Towards the end of last year we undertook training for a lot of 2014 Year 9 teachers and introduced them to the SAMR model. I recently came across a new poster for this:
The teaching in this Year 9 Math class falls clearly in the augmentation range – the teaching is not obviously different however the technology operating in the background provides massive functional improvement. Students, both those absent and physically present in the class, can all revise the concepts being taught at anytime.
Here are some photos of the students at work practicing the concepts that had been taught:
Whilst the phrase “ubiquitousness of technology” is over used, this lesson did demonstrate that when used effectively, the technology is not at the forefront of the lesson. It was not gimmicky or flashy, instead it provided functional improvement to what was already a great lesson.

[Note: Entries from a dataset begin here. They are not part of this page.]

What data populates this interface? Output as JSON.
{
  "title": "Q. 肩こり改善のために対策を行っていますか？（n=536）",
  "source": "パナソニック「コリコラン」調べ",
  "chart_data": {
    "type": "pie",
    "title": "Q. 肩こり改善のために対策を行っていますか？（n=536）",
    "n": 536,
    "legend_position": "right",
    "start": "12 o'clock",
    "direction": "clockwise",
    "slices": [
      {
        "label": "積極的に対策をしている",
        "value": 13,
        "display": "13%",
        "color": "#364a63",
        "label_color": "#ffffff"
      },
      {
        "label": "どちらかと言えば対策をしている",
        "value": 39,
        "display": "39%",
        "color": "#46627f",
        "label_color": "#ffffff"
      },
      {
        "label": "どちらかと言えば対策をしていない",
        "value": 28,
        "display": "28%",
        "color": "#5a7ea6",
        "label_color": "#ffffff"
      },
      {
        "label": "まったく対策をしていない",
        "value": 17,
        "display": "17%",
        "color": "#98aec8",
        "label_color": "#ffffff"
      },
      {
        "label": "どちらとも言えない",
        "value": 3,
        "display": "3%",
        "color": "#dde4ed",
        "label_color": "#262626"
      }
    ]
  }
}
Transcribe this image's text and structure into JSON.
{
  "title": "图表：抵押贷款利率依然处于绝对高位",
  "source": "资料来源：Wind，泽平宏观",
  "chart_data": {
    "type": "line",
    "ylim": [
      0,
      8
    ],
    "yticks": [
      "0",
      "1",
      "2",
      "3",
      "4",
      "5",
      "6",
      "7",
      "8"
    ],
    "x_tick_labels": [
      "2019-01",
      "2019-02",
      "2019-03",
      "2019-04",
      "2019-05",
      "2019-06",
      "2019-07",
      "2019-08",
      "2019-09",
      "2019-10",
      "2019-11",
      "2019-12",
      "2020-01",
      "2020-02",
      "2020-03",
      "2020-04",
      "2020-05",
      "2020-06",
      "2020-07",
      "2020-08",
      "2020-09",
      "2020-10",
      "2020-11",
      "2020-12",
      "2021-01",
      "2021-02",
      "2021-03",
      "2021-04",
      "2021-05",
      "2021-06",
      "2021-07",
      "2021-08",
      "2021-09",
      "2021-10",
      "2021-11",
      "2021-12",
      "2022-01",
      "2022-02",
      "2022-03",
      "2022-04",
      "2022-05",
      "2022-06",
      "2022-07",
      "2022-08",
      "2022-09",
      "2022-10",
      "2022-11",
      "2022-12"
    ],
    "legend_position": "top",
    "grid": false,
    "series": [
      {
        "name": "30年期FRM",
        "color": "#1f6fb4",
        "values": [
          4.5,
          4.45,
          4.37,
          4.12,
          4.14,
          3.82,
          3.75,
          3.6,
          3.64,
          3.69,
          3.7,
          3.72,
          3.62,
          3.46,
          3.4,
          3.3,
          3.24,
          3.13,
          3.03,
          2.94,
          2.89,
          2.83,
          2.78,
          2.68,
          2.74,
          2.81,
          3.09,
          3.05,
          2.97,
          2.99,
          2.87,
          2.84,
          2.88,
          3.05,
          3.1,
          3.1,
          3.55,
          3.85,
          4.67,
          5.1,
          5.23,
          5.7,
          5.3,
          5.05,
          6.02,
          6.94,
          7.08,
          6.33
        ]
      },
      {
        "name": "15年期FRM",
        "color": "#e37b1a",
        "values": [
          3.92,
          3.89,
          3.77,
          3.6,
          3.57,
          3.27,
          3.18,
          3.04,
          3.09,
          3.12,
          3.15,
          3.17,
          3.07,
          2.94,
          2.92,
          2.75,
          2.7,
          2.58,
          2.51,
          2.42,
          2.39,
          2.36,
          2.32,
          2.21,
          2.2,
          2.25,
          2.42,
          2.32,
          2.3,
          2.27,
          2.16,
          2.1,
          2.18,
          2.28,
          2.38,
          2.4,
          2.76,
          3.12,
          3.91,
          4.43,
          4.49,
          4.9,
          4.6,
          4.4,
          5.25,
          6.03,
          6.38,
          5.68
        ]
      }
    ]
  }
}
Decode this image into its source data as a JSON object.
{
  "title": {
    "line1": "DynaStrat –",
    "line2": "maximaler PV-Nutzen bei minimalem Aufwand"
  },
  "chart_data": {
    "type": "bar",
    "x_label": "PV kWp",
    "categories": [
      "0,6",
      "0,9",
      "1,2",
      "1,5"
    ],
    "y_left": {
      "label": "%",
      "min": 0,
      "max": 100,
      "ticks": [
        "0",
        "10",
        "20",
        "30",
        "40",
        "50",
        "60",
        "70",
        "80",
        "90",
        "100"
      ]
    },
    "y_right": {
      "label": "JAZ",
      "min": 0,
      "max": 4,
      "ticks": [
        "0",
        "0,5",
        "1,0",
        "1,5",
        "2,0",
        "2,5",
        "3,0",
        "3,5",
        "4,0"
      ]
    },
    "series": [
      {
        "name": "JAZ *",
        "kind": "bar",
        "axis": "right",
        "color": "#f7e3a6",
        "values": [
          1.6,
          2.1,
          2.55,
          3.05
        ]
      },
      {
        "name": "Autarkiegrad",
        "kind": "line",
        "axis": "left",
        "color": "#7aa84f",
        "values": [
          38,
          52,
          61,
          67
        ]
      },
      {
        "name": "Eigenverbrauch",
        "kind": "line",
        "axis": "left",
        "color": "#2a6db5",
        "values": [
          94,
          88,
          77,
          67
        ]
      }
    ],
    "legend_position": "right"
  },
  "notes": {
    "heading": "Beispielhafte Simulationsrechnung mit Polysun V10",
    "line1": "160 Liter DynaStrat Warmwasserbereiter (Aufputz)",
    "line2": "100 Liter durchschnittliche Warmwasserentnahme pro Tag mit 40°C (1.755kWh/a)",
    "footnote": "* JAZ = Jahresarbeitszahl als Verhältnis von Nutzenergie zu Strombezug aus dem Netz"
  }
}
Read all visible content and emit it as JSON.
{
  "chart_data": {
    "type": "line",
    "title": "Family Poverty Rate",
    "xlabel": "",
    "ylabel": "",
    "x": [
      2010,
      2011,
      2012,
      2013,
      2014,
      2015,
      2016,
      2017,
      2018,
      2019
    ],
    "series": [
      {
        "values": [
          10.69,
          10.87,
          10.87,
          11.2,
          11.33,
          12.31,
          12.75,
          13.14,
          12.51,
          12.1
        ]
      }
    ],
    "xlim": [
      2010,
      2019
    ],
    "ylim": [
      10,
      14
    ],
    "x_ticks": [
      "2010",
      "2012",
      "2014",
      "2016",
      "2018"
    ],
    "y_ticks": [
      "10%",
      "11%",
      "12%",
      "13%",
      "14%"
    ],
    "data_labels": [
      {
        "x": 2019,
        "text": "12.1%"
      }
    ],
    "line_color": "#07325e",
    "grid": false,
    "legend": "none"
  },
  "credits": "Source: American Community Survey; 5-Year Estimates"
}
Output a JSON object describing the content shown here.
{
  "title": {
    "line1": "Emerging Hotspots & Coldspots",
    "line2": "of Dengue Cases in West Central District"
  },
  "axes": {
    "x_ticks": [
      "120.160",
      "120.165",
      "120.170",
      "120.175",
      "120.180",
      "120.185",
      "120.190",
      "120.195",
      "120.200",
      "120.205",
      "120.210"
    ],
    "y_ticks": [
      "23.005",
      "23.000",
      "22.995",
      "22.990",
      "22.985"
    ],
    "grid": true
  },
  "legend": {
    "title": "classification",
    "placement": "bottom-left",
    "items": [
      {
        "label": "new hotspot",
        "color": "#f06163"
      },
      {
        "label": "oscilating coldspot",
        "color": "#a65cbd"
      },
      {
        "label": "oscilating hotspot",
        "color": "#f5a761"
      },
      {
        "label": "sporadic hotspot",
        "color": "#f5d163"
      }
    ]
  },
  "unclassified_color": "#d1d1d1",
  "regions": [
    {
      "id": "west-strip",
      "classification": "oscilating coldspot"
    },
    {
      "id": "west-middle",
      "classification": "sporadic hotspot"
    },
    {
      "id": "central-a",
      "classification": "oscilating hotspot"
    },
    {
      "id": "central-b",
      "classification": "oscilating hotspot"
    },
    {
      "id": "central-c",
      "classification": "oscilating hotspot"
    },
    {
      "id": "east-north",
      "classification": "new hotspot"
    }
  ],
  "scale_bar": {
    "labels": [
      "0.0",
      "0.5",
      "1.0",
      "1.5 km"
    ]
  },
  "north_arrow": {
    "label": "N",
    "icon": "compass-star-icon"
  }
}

I am excited to see how other curriculum areas make use of technology like this in their classrooms and will blog about these in the future. As the Director of ICT it’s important for me to support initiatives like this that trial how new technologies can be used in the classroom. On my recent trip to Edutech 2014 I trialled a MS Surface Pro 3, some of the only demonstration units outside of the USA, and was very impressed. I have pre-ordered one for our staff to trial once it is released and am interested to see at what point in the future touch screen devices like this may replace the traditional laptops given to staff.